In the Ethernet space, Voltaire offers 10GbE switches, while Mellanox produces 10GbE NIC endpoints. "Together we have an end-to-end solution, which until now neither company had," said Waldman. Voltaire also brings its commercial HPC customer base to the table, including its clients in the financial sector (especially in high frequency trading) and the oil & gas exploration market.

Assuming no regulatory glitches, the deal is expected to close in the first quarter of 2011. According to Waldman, the new entity will retain the employees (numbering around 700) and operating sites of the two companies in both the US and Israel. At least that's the immediate plan.

Going forward, the addition of Voltaire is estimated to contribute between $0.02 and $0.05 per share in 2011 on a non-GAAP basis -- that's according to Mellanox CFO Michael Gray. By the end of 2012, they expect to realize cost synergies of at least $10 million per year. Since the cost of goods (COG) savings only accounts for about 20 percent of that, with the remainder being operating expenses, it's likely that there will be some consolidation of personnel and/or sites down the road, although no specific plans have been laid out.

As far as the product roadmap, Waldman said they will work toward integrating the product line "sometime during the second half of 2011." This applies to both their InfiniBand and Ethernet portfolios. Since InfiniBand FDR and EDR products are on the roadmap in 2011 and 2012, respectively, one can assume that these products will be among the first to be offered under the merged R&D teams.

No doubt some of the motivation behind the acquisition was the growing competition from QLogic, who is expanding into the InfiniBand market at the expense of both Mellanox and Voltaire. And as pointed out by Frank Berry, CEO and senior analyst at IT Brand Pulse, Mellanox was simultaneously selling to and competing with Voltaire, which was working against both interests. "Until now Mellanox was straddling the fence," he told HPCwire. "They were supplying the dominant switch supplier, Voltaire, with chips, but strangling them at the same time, as they marketed their own switch line. It appears they came to the realization they need Voltaire's software, sales and marketing to ensure they dominate the InfiniBand switch segment just as they dominate the InfiniBand LOM and HCA segment."

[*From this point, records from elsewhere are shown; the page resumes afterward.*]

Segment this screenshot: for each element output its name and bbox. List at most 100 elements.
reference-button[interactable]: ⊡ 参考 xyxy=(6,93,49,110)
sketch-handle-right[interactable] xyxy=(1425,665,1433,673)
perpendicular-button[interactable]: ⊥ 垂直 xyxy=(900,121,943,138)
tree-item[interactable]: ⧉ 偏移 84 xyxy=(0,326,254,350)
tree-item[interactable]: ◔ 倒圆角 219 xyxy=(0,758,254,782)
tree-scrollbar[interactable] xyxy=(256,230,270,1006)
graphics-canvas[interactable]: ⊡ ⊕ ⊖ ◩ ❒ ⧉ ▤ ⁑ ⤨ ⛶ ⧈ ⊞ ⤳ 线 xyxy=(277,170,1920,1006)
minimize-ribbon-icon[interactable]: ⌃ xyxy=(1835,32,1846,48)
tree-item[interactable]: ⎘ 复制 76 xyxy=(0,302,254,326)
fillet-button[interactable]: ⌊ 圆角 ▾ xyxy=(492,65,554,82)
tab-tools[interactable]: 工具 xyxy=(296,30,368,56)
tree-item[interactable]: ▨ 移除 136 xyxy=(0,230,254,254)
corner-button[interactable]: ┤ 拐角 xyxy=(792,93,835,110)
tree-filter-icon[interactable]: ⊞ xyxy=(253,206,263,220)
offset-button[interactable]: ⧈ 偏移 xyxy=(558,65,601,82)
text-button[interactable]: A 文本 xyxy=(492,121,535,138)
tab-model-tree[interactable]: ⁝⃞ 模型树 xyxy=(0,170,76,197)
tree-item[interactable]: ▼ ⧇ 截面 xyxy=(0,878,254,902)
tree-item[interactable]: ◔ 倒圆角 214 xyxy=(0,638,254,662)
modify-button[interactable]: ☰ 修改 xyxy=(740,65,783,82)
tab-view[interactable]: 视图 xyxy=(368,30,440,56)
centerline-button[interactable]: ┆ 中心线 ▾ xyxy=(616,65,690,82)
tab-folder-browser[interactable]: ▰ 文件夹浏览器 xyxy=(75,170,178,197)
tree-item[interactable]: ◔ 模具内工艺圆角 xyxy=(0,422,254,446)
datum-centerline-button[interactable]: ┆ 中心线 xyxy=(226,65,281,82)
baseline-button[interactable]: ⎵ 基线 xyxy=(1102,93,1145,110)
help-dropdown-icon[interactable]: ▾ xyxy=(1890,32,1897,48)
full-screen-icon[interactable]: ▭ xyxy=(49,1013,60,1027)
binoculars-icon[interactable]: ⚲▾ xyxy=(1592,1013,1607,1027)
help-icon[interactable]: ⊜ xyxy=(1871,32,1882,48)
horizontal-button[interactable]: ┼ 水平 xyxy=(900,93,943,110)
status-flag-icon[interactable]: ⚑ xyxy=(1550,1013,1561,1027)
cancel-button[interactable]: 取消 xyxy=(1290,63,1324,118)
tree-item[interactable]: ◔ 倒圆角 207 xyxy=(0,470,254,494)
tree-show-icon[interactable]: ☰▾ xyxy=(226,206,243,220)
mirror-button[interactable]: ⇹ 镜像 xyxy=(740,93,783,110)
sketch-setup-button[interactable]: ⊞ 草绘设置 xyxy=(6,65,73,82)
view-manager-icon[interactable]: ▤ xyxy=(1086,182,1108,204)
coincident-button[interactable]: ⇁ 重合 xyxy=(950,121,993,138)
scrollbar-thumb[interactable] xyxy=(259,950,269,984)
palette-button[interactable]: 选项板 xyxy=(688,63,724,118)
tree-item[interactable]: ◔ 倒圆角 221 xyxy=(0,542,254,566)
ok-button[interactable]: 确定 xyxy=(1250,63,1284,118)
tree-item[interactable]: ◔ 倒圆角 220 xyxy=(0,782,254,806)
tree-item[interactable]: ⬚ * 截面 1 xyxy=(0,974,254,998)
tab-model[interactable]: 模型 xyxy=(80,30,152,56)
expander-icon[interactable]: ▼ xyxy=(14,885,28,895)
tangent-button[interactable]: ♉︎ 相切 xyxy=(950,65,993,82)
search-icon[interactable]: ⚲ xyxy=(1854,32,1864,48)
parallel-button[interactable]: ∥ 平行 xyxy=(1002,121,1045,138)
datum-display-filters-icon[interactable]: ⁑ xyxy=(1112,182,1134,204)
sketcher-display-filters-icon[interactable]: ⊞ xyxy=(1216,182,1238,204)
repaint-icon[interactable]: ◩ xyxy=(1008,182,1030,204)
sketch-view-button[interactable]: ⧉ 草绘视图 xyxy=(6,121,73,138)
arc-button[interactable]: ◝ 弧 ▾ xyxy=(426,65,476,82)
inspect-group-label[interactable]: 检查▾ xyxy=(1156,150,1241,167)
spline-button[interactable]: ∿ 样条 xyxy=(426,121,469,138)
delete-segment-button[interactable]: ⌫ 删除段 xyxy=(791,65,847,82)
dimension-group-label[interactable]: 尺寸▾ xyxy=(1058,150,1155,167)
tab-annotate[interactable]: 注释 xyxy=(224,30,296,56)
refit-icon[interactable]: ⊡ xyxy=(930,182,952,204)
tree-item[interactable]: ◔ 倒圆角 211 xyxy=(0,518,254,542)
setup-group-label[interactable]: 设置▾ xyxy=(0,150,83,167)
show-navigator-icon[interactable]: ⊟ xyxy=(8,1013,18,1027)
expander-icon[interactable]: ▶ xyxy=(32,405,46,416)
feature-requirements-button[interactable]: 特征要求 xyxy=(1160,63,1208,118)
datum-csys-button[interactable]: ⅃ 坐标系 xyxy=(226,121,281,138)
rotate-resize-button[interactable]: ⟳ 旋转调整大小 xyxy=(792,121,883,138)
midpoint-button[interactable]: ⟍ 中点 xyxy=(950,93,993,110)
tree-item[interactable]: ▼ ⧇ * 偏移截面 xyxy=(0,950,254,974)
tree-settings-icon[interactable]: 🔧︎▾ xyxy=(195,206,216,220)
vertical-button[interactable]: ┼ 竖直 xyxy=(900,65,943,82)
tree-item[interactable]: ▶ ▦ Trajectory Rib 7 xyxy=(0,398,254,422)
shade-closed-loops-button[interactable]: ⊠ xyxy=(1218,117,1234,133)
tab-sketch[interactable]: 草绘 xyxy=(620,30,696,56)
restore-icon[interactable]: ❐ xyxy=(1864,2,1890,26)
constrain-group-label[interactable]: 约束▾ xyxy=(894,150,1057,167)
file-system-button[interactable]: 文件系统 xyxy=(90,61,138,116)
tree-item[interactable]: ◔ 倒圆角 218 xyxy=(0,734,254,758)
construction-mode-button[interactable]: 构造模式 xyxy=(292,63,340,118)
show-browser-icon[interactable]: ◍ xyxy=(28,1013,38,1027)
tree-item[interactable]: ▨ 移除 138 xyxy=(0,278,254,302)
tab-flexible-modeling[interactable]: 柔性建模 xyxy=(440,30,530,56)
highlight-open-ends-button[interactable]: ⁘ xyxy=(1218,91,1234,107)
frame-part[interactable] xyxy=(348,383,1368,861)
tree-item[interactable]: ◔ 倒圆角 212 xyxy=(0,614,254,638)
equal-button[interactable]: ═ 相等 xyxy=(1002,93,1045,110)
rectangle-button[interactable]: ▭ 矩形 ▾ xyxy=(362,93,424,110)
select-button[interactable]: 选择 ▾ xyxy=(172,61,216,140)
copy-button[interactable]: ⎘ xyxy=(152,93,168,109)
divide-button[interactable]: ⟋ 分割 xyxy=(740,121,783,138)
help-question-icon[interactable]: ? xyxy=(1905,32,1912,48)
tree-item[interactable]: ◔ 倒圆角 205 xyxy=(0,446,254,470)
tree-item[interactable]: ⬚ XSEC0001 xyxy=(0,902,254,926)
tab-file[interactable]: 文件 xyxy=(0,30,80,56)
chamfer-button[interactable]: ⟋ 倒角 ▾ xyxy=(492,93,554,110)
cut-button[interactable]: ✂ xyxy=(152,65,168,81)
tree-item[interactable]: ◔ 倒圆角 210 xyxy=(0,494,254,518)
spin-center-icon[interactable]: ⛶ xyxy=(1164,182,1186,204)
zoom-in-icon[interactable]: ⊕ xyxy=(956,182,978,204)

What Voltaire gets out this is survival. Although company revenues have steadily increased from 2005 to 2008 (with a slight dip during the 2009 recession), Voltaire has recorded net losses over the past five years. Because they cater to a somewhat specialized clientele and had to source chips from Mellanox, operating expenses and product costs have outpaced sales. Essentially, Voltaire was getting squeezed between supplier and part-time competitor Mellanox and full-time competitor QLogic.

Apparently OEMs and customers were behind this deal as well. Waldman said Mellanox consulted with system vendors as well as some key customers, and both groups bestowed their blessing on the transaction. For vendors and end users, the merger makes sense, given that it will be easier to buy network products from one entity rather than two. And if they're looking for an alternative, there's always QLogic for InfiniBand, and a host of providers for 10GbE.

"I actually don't think we're going to lose any business here," said Waldman. "We're going to gain business because it will be much easier to get an end-to-end solution."